With the explosion in ski touring popularity, more basic educational content is always welcome. Along with that, it’s interesting to watch gear makers attempt to become publishers. I guess the power of information and reader service simply can not be denied — or so the PR folks think, anyway. The weird part of it is that our advertisers could become our competitors. Ho hum, the ins and outs of business…
Meanwhile, we don’t make gear here at WildSnow, we just write about it and take pictures, but that could change at any time. G3 and BCA come to mind, both have major publishing endeavors in the works. BCA tends to stick with well written white papers and other content that is becoming a significant body of work. Check out their “Success Stories” for a positive take on our sport.
G3 is going whole hog on the video route, with a variety of how-to shorts that I’d recommend showing to your newbie friend so you don’t have to be a “trail jerk” with your endless lectures. Heck, after watching these, that newbie will probably out climb and out ski you that first time out!
Snowmobiles. Yeah, sorry to mention. But the howling beasts are as much a fixture of the snow clad backcountry as we human powered adventurers. (And of course, sometimes we do both).
A couple of sled items. First, I got my fall issue of Snow West magazine. Inside, the editors put together an industry data report relating snowmobile sales for the U.S., Canada, Europe (and even Russia?!) broken down from the year 2002 to 2016. Interestingly, they show a decline in worldwide sales, with a small upsurge for the latest 2016 model year in North America.
Worldwide snowmobile sales:
2016 — 126,972 units, 16% lower than 2015
2015 — 150,713 units, 4% lower
2014 — 157,106 units, 9% up from 2013 (topping a 5 year growth spurt).
Snow West’s editorial take attributes the drop in sales to cheaper gasoline, which puts less disposable income in the hands of energy workers “who…tend to buy snowmobiles, especially in Canada and Russia.” I have a different theory. They all took up ski touring. Or in all seriousness, perhaps snowmobiles have gotten so good that people simply don’t buy new ones as often; has that not happened with ski touring boots and bindings?
Also about snowmobiles, we got our annual tags. My yearly reminder to siphon old gas out of the sled, and perhaps take it in for a checkup. I always enjoy paying the small “ATV” fee that we get dinged with in Colorado, as some of that money goes to support an excellent trail grooming program that benefits everyone from dog walkers to, yes, backcountry skiers using snowmobiles for approach.
On the other hand, the law of unintended consequences is alive and well. In the case of “ATVs” the large “side by sides” that have become all the rage still only require an ATV tag, but have become de facto jeeps that are often driven on roads that our normal vehicle tax goes to maintain. While I like the idea of staying one step ahead of excessive government, essentially eliminating our automobile registration tax just because a vehicle is an “ATV” seems unfair. Your thoughts?

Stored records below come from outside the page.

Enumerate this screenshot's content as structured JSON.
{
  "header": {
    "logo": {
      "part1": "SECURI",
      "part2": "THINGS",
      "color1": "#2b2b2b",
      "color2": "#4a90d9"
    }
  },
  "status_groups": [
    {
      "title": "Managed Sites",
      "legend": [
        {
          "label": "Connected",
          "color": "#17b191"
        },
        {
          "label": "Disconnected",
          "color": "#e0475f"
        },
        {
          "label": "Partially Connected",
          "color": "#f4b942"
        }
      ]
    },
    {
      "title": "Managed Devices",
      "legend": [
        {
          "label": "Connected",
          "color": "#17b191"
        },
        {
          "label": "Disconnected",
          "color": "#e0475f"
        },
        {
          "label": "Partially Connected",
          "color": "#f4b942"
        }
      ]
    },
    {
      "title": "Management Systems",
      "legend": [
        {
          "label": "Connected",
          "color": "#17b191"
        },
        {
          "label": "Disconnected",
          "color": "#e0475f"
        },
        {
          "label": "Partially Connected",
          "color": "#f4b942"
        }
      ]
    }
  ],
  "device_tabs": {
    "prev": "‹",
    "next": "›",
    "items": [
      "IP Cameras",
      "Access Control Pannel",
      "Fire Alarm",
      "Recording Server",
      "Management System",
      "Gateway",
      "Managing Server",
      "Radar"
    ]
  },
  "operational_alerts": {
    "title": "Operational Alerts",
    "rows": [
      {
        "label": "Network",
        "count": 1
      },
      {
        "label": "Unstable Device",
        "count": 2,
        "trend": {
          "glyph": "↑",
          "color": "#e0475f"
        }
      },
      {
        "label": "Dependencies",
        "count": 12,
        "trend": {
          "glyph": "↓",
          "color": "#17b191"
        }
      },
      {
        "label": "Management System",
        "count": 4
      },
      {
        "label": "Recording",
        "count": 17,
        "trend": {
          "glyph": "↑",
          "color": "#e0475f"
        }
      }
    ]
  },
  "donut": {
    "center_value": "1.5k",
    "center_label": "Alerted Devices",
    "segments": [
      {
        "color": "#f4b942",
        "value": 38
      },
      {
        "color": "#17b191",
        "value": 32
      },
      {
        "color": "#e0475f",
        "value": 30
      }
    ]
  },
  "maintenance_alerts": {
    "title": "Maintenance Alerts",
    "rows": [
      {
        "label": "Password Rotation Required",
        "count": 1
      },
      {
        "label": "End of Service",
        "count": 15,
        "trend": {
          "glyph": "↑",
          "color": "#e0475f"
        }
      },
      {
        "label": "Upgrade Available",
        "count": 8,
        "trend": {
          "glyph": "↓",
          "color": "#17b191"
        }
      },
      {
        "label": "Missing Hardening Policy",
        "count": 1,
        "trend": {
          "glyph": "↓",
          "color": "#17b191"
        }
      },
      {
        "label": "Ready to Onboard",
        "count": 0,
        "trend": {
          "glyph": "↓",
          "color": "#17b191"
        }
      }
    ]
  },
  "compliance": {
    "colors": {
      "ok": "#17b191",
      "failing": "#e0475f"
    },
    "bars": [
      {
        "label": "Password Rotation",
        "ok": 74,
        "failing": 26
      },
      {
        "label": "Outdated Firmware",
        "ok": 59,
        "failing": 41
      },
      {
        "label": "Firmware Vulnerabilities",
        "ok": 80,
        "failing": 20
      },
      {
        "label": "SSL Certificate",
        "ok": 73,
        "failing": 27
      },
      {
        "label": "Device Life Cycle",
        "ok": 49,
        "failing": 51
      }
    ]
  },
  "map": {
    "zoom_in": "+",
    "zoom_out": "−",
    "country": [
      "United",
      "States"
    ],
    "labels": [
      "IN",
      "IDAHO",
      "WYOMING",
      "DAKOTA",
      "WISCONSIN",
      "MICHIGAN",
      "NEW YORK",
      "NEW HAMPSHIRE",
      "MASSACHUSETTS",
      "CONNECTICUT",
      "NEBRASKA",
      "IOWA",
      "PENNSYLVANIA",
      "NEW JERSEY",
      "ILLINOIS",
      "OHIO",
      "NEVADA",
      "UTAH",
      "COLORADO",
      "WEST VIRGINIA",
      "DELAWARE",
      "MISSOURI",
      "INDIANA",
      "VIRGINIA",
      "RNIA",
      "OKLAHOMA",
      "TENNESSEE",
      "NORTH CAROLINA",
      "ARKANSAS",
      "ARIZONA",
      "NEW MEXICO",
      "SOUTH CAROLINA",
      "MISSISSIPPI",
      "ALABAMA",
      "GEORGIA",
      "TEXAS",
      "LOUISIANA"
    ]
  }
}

Housing is in the news again. Specifically the type of housing issues that could affect mountain resort town housing in North America, and perhaps everywhere. This time, San Jose, California passed radical legislation that essentially bypasses their restrictive land use codes and building permit requirements, thus allowing people to live in tiny houses. While the effort is clearly aimed at housing the homeless, I see this as a trend. Frustrated government has caught the over-regulation pendulum and they’re throwing it back with a shout. Now, Crested Butte? Aspen? How about Whistler hiring a few carpenters, and taking six months to double their inventory of 1,900 price controlled units?
Apologies in advance to purists who will say, “Enough resort up hill skiing news Lou, enough!!!” It’s such an interesting phenomenon I’ll keep mentioning in news roundups, especially when I see mainstream coverage.
Example, check out this article in Pursuits, Bloomberg’s publication covering high end vacationing and recreation. The end-all “pursuit?” Go to Beaver Creek, Colorado where Park Hyatt Hotel is combining the latest adventure vacation trends into their “Ultimate Winter Experience.”
According to Bloomberg, “guests who sign up (with Hyatt program) don’t just get to go skinning into the North Vail Bowls — they also get to have a picnic in a snow cave, take an avalanche-training course, and spend a few hours ice climbing in the mountain’s remotest corners… they’ll help you hire a drone cinematographer to capture all the action. The package is available for the entire season and costs as much as $30,000.” They’ve already invited us for a press junket — time to get droned at Vail!